La conversation ne tombait jamais entre eux ; l’un et l’autre avaient cet âge où la richesse et la vivacité du sang entretiennent une succession d’impressions rapides, heureux âge où la parole fleurit sur les lèvres, amenant avec elle sans effort la bonté, l’esprit, le charme, comme les perles d’une eau limpide. Ils causaient de ce qu’ils voyaient et de ce qu’ils aimaient ; leurs idées semblaient rire, ainsi que leur bouche.
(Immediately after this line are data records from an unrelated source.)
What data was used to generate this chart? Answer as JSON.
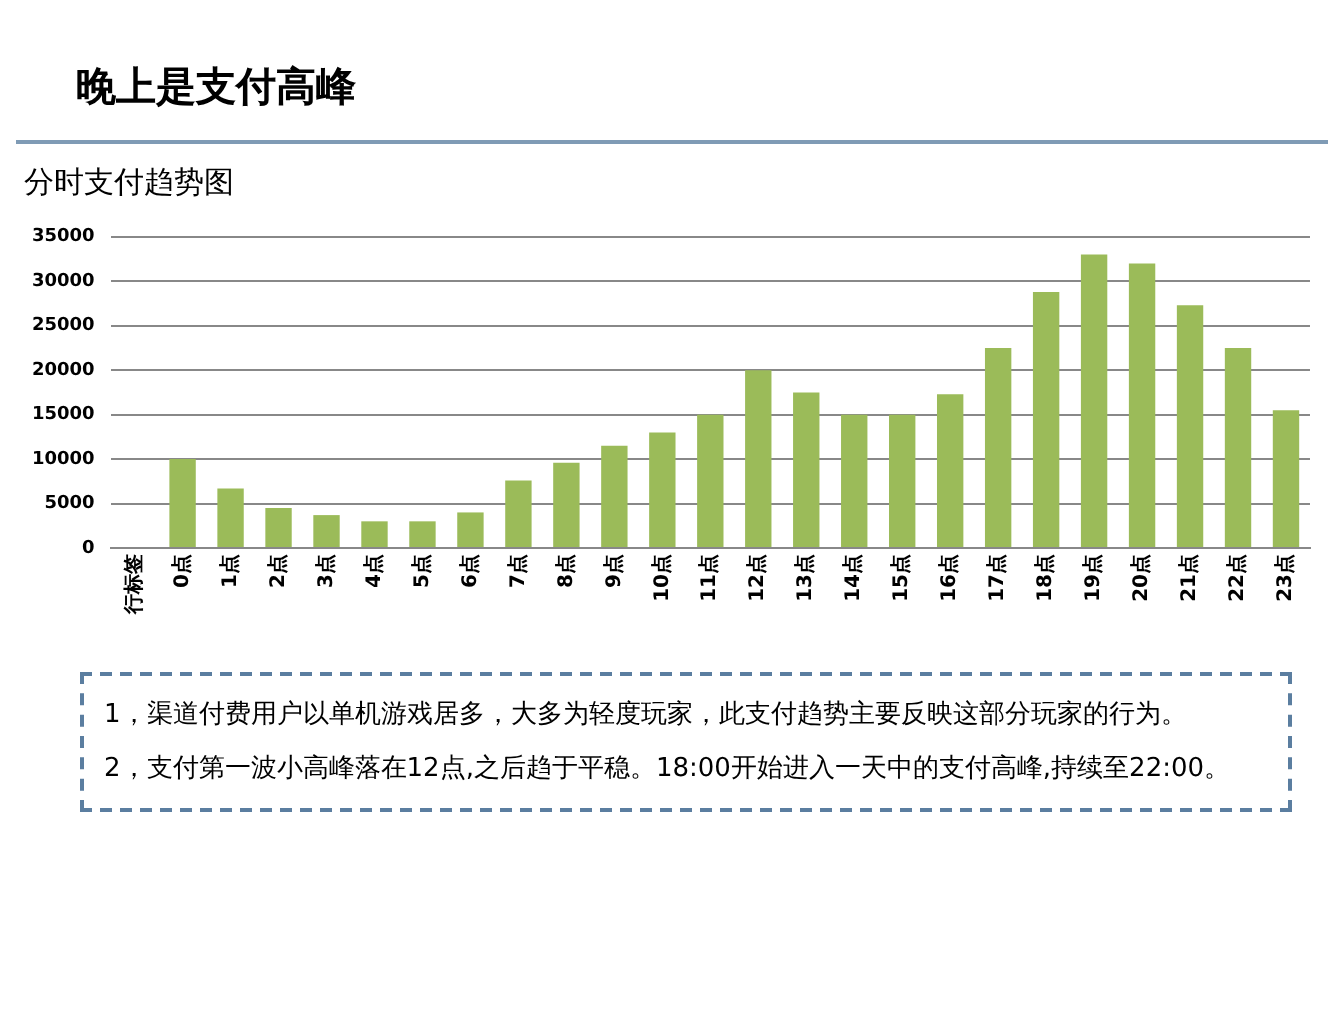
{
  "chart_data": {
    "type": "bar",
    "title": "晚上是支付高峰",
    "subtitle": "分时支付趋势图",
    "categories": [
      "行标签",
      "0点",
      "1点",
      "2点",
      "3点",
      "4点",
      "5点",
      "6点",
      "7点",
      "8点",
      "9点",
      "10点",
      "11点",
      "12点",
      "13点",
      "14点",
      "15点",
      "16点",
      "17点",
      "18点",
      "19点",
      "20点",
      "21点",
      "22点",
      "23点"
    ],
    "values": [
      null,
      10000,
      6700,
      4500,
      3700,
      3000,
      3000,
      4000,
      7600,
      9600,
      11500,
      13000,
      15000,
      20000,
      17500,
      15000,
      15000,
      17300,
      22500,
      28800,
      33000,
      32000,
      27300,
      22500,
      15500
    ],
    "color": "#9bbb59",
    "ylim": [
      0,
      35000
    ],
    "yticks": [
      0,
      5000,
      10000,
      15000,
      20000,
      25000,
      30000,
      35000
    ],
    "grid": "y",
    "annotations": [
      "1，渠道付费用户以单机游戏居多，大多为轻度玩家，此支付趋势主要反映这部分玩家的行为。",
      "2，支付第一波小高峰落在12点,之后趋于平稳。18:00开始进入一天中的支付高峰,持续至22:00。"
    ]
  }
}
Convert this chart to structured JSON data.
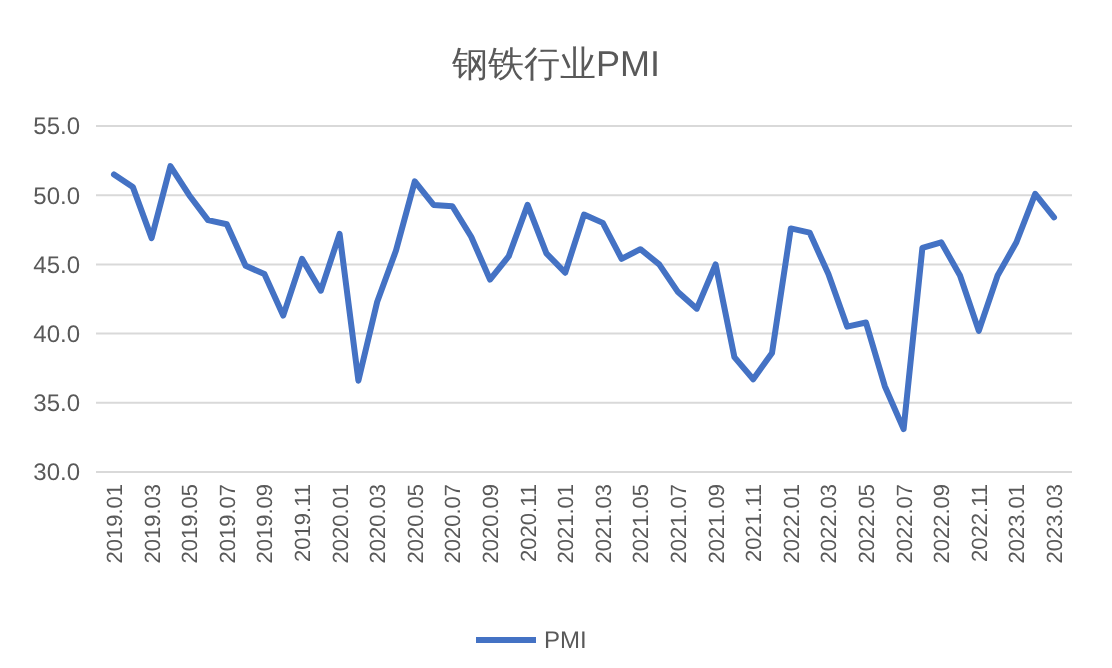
{
  "chart_data": {
    "type": "line",
    "title": "钢铁行业PMI",
    "categories": [
      "2019.01",
      null,
      "2019.03",
      null,
      "2019.05",
      null,
      "2019.07",
      null,
      "2019.09",
      null,
      "2019.11",
      null,
      "2020.01",
      null,
      "2020.03",
      null,
      "2020.05",
      null,
      "2020.07",
      null,
      "2020.09",
      null,
      "2020.11",
      null,
      "2021.01",
      null,
      "2021.03",
      null,
      "2021.05",
      null,
      "2021.07",
      null,
      "2021.09",
      null,
      "2021.11",
      null,
      "2022.01",
      null,
      "2022.03",
      null,
      "2022.05",
      null,
      "2022.07",
      null,
      "2022.09",
      null,
      "2022.11",
      null,
      "2023.01",
      null,
      "2023.03"
    ],
    "series": [
      {
        "name": "PMI",
        "color": "#4472c4",
        "values": [
          51.5,
          50.6,
          46.9,
          52.1,
          50.0,
          48.2,
          47.9,
          44.9,
          44.3,
          41.3,
          45.4,
          43.1,
          47.2,
          36.6,
          42.3,
          46.0,
          51.0,
          49.3,
          49.2,
          47.0,
          43.9,
          45.6,
          49.3,
          45.8,
          44.4,
          48.6,
          48.0,
          45.4,
          46.1,
          45.0,
          43.0,
          41.8,
          45.0,
          38.3,
          36.7,
          38.6,
          47.6,
          47.3,
          44.3,
          40.5,
          40.8,
          36.2,
          33.1,
          46.2,
          46.6,
          44.2,
          40.2,
          44.2,
          46.6,
          50.1,
          48.4
        ]
      }
    ],
    "ylim": [
      30,
      55
    ],
    "yticks": [
      {
        "value": 30,
        "label": "30.0"
      },
      {
        "value": 35,
        "label": "35.0"
      },
      {
        "value": 40,
        "label": "40.0"
      },
      {
        "value": 45,
        "label": "45.0"
      },
      {
        "value": 50,
        "label": "50.0"
      },
      {
        "value": 55,
        "label": "55.0"
      }
    ],
    "grid": "y",
    "legend": "bottom",
    "marker": "none",
    "line_style": "solid"
  }
}
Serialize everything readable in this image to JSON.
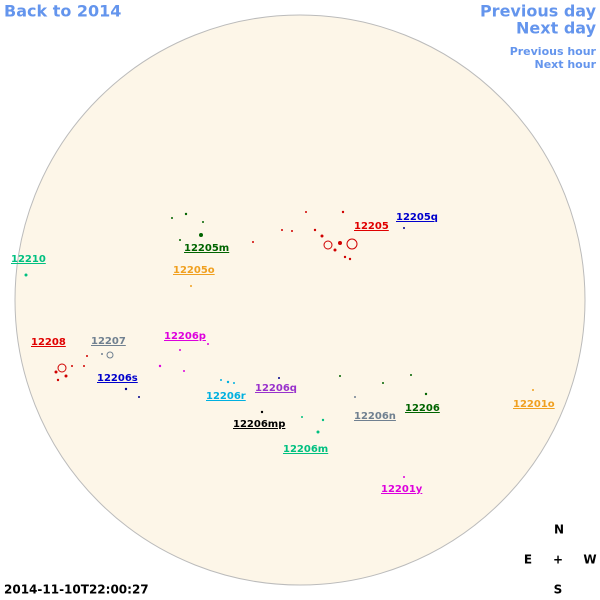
{
  "nav": {
    "back": "Back to 2014",
    "previous_day": "Previous day",
    "next_day": "Next day",
    "previous_hour": "Previous hour",
    "next_hour": "Next hour"
  },
  "regions": [
    {
      "label": "12205"
    },
    {
      "label": "12205q"
    },
    {
      "label": "12210"
    },
    {
      "label": "12205m"
    },
    {
      "label": "12205o"
    },
    {
      "label": "12208"
    },
    {
      "label": "12207"
    },
    {
      "label": "12206p"
    },
    {
      "label": "12206s"
    },
    {
      "label": "12206r"
    },
    {
      "label": "12206q"
    },
    {
      "label": "12206mp"
    },
    {
      "label": "12206n"
    },
    {
      "label": "12206"
    },
    {
      "label": "12201o"
    },
    {
      "label": "12206m"
    },
    {
      "label": "12201y"
    }
  ],
  "compass": {
    "north": "N",
    "east": "E",
    "center": "+",
    "west": "W",
    "south": "S"
  },
  "timestamp": "2014-11-10T22:00:27"
}
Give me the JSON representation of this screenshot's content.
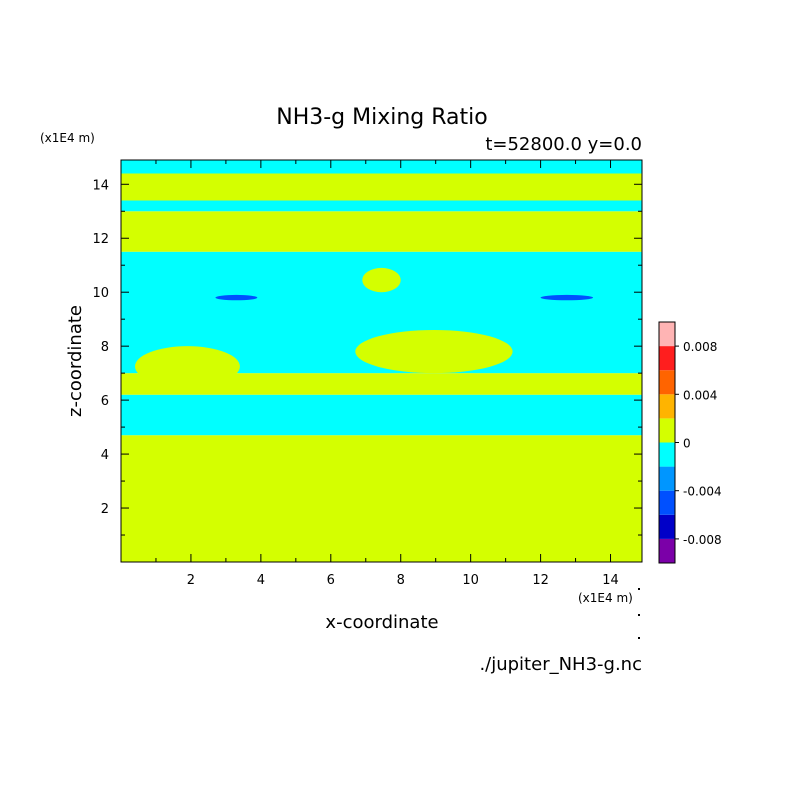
{
  "chart_data": {
    "type": "heatmap",
    "title": "NH3-g Mixing Ratio",
    "subtitle": "t=52800.0 y=0.0",
    "xlabel": "x-coordinate",
    "ylabel": "z-coordinate",
    "x_unit": "(x1E4 m)",
    "y_unit": "(x1E4 m)",
    "xlim": [
      0,
      14.9
    ],
    "ylim": [
      0,
      14.9
    ],
    "x_ticks": [
      "2",
      "4",
      "6",
      "8",
      "10",
      "12",
      "14"
    ],
    "y_ticks": [
      "2",
      "4",
      "6",
      "8",
      "10",
      "12",
      "14"
    ],
    "x_tick_values": [
      2,
      4,
      6,
      8,
      10,
      12,
      14
    ],
    "y_tick_values": [
      2,
      4,
      6,
      8,
      10,
      12,
      14
    ],
    "colorbar": {
      "tick_labels": [
        "0.008",
        "0.004",
        "0",
        "-0.004",
        "-0.008"
      ],
      "tick_values": [
        0.008,
        0.004,
        0,
        -0.004,
        -0.008
      ],
      "levels": [
        -0.01,
        -0.008,
        -0.006,
        -0.004,
        -0.002,
        0,
        0.002,
        0.004,
        0.006,
        0.008,
        0.01
      ],
      "colors": [
        "#7b00a8",
        "#0000c8",
        "#0050ff",
        "#0096ff",
        "#00ffff",
        "#d4ff00",
        "#ffb400",
        "#ff6400",
        "#ff1e1e",
        "#ffb4b4"
      ]
    },
    "bands": [
      {
        "level": 0,
        "z": [
          0,
          4.7
        ]
      },
      {
        "level": -0.002,
        "z": [
          4.7,
          6.2
        ]
      },
      {
        "level": 0,
        "z": [
          6.2,
          7.0
        ]
      },
      {
        "level": -0.002,
        "z": [
          7.0,
          11.5
        ]
      },
      {
        "level": 0,
        "z": [
          11.5,
          13.0
        ]
      },
      {
        "level": -0.002,
        "z": [
          13.0,
          13.4
        ]
      },
      {
        "level": 0,
        "z": [
          13.4,
          14.4
        ]
      },
      {
        "level": -0.002,
        "z": [
          14.4,
          14.9
        ]
      }
    ],
    "blobs": [
      {
        "level": 0,
        "x": [
          0.4,
          3.4
        ],
        "z": [
          6.5,
          8.0
        ]
      },
      {
        "level": 0,
        "x": [
          6.7,
          11.2
        ],
        "z": [
          7.0,
          8.6
        ]
      },
      {
        "level": 0,
        "x": [
          6.9,
          8.0
        ],
        "z": [
          10.0,
          10.9
        ]
      },
      {
        "level": -0.006,
        "x": [
          2.7,
          3.9
        ],
        "z": [
          9.7,
          9.9
        ]
      },
      {
        "level": -0.006,
        "x": [
          12.0,
          13.5
        ],
        "z": [
          9.7,
          9.9
        ]
      }
    ],
    "source": "./jupiter_NH3-g.nc"
  }
}
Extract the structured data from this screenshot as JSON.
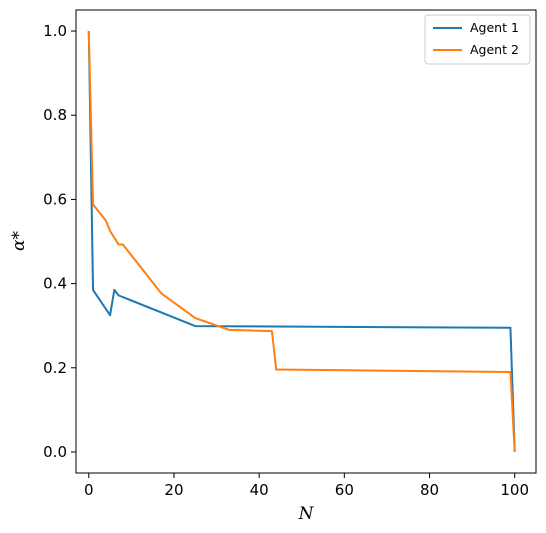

Un tel entretien, emporté par le vent et semblable au vent lui-même, ne peut être rapporté ni traduit ; il ressemble à ces babils insaisissables et coquets qui courent dans les partitions d’opéra-comique. Il n’y a qu’un âge, il n’y a qu’un temps pour de tels duos. Plus tard, on oublie cet idiome amoureux qui pourtant ne s’apprend pas, et l’on est tout surpris de s’apercevoir que les paroles tarissent comme autre chose ; plus tard, on ne sait plus causer avec les femmes, on se contente de les écouter ou simplement de les entendre ; alors, elles nous étonnent plus qu’elles ne nous charment ; nous les regardons en souriant, l’esprit traversé par des idées étrangères…

Pandore n’avait jamais été si jolie, si fraîche. Philippe, de son côté, ne pensait qu’au moment présent, et le moment présent était tout son bonheur. Il lui semblait que la vie humaine n’avait qu’un seul jour, et que ce jour était celui-ci.